With a large budget request by the Watertown Public Schools, some Town Councilors asked if some of the increase for the schools could be found by cutting capital spending.
Councilor Tony Palomba brought up the subject during Tuesday’s Council meeting when the Fiscal 2015 capital budget came up. He suggested cutting down the amount of money borrowed by the town for building projects and capital purchases – such as vehicles.
“I have been told there is no relationship between the operational and capital budgets. That may be true, but I know when I borrow money I have to pay it back to the bank, and with interest,” Palomba said. “The budgets don’t stand by themselves. There is a relationship between the operational budget and the capital budget. It all comes from the our tax dollars.”

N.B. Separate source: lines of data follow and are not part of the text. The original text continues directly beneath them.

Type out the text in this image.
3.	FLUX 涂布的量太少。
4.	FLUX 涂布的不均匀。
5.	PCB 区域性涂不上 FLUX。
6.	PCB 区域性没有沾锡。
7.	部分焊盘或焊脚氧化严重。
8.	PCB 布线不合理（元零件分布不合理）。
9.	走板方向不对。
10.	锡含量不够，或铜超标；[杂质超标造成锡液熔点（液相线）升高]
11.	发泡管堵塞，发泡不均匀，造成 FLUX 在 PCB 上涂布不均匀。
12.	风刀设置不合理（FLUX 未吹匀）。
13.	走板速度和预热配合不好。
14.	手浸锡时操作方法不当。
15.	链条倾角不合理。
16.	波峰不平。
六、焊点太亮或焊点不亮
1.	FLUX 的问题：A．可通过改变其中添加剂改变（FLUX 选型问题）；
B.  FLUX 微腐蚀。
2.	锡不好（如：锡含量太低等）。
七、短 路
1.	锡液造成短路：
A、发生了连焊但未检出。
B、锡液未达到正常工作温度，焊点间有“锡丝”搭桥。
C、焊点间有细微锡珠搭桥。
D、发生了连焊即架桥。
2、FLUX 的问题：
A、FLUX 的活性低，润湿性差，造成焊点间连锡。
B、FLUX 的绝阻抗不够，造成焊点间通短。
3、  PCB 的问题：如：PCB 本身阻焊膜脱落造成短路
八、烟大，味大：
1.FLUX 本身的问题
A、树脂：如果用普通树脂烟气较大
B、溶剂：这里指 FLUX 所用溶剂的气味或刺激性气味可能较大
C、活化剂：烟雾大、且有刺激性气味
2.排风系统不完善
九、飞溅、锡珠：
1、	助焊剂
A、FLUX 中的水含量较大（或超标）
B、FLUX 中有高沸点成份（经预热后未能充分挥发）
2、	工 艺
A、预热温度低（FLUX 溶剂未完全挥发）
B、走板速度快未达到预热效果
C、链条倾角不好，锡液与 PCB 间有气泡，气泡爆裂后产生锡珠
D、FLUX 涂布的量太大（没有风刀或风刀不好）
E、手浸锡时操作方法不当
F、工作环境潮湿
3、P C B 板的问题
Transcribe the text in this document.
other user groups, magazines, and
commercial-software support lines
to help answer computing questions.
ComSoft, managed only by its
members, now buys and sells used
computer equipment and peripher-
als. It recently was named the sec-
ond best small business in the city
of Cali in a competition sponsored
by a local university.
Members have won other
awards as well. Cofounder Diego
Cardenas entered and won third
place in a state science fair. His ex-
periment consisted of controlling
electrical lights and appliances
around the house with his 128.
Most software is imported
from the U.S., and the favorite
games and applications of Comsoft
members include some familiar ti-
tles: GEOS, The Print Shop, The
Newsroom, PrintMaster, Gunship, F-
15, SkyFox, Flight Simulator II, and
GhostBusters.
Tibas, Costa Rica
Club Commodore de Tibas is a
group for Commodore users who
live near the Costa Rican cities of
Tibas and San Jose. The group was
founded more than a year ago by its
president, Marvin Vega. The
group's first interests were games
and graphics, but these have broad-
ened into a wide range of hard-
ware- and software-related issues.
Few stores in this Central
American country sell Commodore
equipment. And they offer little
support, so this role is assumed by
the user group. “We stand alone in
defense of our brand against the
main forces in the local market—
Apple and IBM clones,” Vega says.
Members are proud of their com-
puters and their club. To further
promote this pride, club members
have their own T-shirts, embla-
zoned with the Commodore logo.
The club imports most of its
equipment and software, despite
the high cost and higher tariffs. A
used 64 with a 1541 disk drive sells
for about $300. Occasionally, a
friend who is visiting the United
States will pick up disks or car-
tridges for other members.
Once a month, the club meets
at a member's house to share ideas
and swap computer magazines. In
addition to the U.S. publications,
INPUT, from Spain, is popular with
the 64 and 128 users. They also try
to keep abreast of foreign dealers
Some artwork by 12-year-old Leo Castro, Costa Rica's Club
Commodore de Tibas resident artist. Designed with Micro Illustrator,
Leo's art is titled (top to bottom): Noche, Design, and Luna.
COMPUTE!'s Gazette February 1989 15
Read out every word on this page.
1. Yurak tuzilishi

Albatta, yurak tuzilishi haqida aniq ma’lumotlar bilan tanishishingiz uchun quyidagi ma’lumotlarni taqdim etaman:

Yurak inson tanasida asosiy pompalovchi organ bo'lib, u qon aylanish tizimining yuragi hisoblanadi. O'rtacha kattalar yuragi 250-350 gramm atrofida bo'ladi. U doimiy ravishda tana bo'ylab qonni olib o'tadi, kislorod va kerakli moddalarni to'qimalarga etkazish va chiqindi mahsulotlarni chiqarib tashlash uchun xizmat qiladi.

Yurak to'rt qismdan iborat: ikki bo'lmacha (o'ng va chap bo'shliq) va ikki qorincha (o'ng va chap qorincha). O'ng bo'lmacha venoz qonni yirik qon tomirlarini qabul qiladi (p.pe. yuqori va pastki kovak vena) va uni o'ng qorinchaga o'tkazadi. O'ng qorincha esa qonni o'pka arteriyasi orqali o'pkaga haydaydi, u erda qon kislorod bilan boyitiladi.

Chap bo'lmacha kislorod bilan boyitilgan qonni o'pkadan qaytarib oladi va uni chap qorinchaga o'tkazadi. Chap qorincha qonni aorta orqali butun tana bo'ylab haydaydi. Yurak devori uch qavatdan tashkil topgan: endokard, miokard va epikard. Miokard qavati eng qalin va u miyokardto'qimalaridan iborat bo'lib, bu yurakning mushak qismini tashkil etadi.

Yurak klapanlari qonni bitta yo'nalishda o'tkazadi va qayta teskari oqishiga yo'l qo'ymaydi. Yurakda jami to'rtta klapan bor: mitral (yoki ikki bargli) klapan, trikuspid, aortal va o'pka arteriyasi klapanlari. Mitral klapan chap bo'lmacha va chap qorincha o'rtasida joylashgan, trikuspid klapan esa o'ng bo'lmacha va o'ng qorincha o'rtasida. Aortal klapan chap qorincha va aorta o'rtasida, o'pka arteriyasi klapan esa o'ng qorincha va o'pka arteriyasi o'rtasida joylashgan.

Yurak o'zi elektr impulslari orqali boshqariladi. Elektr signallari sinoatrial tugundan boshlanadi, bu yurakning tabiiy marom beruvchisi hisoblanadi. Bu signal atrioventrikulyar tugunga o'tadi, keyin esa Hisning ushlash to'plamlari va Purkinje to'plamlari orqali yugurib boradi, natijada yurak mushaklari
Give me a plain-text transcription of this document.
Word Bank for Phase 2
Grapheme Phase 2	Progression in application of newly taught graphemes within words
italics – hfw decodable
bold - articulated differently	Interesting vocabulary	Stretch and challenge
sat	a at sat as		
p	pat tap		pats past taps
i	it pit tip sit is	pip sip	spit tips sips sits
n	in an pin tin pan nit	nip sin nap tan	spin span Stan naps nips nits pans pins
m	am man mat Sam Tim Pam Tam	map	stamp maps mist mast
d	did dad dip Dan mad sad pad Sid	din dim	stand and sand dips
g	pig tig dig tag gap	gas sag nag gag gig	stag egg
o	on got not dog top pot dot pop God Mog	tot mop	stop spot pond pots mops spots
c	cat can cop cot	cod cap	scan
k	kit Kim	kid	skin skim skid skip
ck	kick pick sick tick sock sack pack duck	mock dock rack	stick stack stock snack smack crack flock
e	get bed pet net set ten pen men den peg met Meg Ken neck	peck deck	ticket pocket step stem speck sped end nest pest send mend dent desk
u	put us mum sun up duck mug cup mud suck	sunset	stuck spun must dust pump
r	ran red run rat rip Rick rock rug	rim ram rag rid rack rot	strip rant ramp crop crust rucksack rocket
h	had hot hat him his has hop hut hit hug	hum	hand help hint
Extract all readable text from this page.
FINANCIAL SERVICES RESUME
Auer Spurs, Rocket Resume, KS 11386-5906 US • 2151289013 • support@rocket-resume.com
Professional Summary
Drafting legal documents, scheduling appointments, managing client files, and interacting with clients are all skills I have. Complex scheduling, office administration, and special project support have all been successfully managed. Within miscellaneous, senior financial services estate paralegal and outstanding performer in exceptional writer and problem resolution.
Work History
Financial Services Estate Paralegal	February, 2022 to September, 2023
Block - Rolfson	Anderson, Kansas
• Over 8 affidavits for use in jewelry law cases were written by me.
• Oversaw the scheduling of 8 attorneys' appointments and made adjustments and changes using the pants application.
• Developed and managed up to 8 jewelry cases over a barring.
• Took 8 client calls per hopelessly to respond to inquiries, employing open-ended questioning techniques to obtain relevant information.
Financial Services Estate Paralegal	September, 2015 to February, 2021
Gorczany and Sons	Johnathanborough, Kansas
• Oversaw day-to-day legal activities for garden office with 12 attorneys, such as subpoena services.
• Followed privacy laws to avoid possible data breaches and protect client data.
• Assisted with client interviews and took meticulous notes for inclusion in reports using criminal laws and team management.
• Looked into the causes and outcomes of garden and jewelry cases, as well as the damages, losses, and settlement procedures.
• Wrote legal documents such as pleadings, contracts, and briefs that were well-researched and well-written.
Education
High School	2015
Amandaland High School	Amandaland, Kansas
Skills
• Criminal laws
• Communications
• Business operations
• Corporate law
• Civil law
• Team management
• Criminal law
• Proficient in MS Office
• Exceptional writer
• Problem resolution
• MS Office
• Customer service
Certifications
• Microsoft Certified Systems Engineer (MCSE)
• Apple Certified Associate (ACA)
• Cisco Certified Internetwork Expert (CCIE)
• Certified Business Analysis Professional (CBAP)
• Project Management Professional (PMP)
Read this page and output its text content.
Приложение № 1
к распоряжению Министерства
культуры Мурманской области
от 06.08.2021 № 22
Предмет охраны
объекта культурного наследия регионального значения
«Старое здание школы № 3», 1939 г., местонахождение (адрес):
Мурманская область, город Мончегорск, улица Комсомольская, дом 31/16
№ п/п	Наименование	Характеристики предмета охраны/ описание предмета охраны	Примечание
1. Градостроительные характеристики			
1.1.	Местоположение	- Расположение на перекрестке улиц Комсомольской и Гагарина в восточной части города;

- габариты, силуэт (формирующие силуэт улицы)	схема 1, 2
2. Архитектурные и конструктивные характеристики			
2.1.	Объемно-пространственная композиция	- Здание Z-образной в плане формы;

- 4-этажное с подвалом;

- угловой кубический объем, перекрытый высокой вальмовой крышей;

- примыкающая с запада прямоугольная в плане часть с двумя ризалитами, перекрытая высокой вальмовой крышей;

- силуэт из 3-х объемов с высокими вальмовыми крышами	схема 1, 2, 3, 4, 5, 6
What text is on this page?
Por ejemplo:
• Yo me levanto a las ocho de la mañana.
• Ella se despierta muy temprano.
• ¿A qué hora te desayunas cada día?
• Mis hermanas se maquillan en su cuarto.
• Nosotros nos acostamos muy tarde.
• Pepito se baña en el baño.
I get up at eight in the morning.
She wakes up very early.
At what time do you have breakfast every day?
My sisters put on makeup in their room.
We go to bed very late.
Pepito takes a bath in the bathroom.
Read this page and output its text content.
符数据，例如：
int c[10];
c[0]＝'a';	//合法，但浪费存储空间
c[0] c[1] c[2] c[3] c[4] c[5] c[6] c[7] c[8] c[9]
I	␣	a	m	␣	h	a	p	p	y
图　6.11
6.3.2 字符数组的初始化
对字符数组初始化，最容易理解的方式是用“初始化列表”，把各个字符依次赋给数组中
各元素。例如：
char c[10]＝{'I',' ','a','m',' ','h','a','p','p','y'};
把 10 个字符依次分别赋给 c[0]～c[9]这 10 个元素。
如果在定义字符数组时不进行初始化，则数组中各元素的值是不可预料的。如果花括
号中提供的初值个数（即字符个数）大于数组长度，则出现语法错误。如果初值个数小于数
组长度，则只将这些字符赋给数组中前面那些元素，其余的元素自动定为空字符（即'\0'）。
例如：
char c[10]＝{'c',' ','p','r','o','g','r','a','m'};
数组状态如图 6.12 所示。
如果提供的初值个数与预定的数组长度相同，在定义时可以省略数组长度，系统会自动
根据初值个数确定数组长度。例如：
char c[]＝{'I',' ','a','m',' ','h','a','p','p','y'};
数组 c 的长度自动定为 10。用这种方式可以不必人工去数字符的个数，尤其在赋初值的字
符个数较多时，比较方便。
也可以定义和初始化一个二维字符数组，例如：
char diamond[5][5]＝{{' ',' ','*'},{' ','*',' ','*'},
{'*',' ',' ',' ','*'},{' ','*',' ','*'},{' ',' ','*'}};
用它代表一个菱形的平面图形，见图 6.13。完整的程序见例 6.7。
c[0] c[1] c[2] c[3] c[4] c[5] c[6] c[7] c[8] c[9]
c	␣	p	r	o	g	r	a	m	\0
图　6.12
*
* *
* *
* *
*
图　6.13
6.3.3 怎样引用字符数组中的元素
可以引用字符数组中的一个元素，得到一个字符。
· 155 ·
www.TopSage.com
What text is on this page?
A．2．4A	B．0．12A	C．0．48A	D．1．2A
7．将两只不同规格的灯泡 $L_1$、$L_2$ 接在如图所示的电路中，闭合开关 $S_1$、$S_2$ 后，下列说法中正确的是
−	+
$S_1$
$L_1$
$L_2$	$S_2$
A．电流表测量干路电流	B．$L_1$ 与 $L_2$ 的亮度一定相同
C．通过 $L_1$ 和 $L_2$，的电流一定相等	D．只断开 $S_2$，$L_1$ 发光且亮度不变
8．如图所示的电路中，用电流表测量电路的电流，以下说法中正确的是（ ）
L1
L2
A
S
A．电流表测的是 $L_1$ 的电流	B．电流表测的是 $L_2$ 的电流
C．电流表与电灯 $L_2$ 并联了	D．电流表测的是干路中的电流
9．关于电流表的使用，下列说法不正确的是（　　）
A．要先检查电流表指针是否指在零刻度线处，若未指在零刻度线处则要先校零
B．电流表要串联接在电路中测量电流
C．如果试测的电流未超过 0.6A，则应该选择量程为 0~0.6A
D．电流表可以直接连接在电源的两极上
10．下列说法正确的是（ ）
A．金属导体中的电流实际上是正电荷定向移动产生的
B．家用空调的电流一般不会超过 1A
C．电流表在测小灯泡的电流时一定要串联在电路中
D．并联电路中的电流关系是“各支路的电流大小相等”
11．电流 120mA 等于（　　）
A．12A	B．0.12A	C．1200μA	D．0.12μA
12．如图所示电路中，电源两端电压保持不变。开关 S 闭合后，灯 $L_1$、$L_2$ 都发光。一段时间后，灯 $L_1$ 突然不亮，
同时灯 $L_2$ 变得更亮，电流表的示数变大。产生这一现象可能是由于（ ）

The Fiscal 2015 budget request from Watertown school officials is $6 million higher than the previous year, a 16 percent hike. In the fall, Town Manager Michael Driscoll said he projected a 4 percent increase for all departments in town, including the schools.
The amount in the proposed capital budget, $9.1 million, would be 8.11 percent of the $112.48 million total proposed Fiscal 2015 projected expenditures by the town. The Town Council’s budget policy calls for spending 7.5 to 8 percent of the town budget on capital expenditures.
The council’s Budget and Financial Oversight subcommittee recommended cutting the spending to be in line with the budget policy.
Town Councilor Aaron Dushku suggested that policy could be changed, at least temporarily, to help pay for the school increase. He said education has been a big concern for many residents with whom he has spoken.
“Something we have all heard about and talked about is the school budget is enormous, and we need to find a way to get under it,” Dushku said. “I take pride in the parks and there are a lot of important things here (in the capital budget) but the most important things for me are my kids.”
Dushku made a motion to have the Budget and Fiscal Oversight subcommittee look at cutting the amount spent on capital projects and purchases in future years, at least for the short term. The Town Council voted unanimously to approve the motion.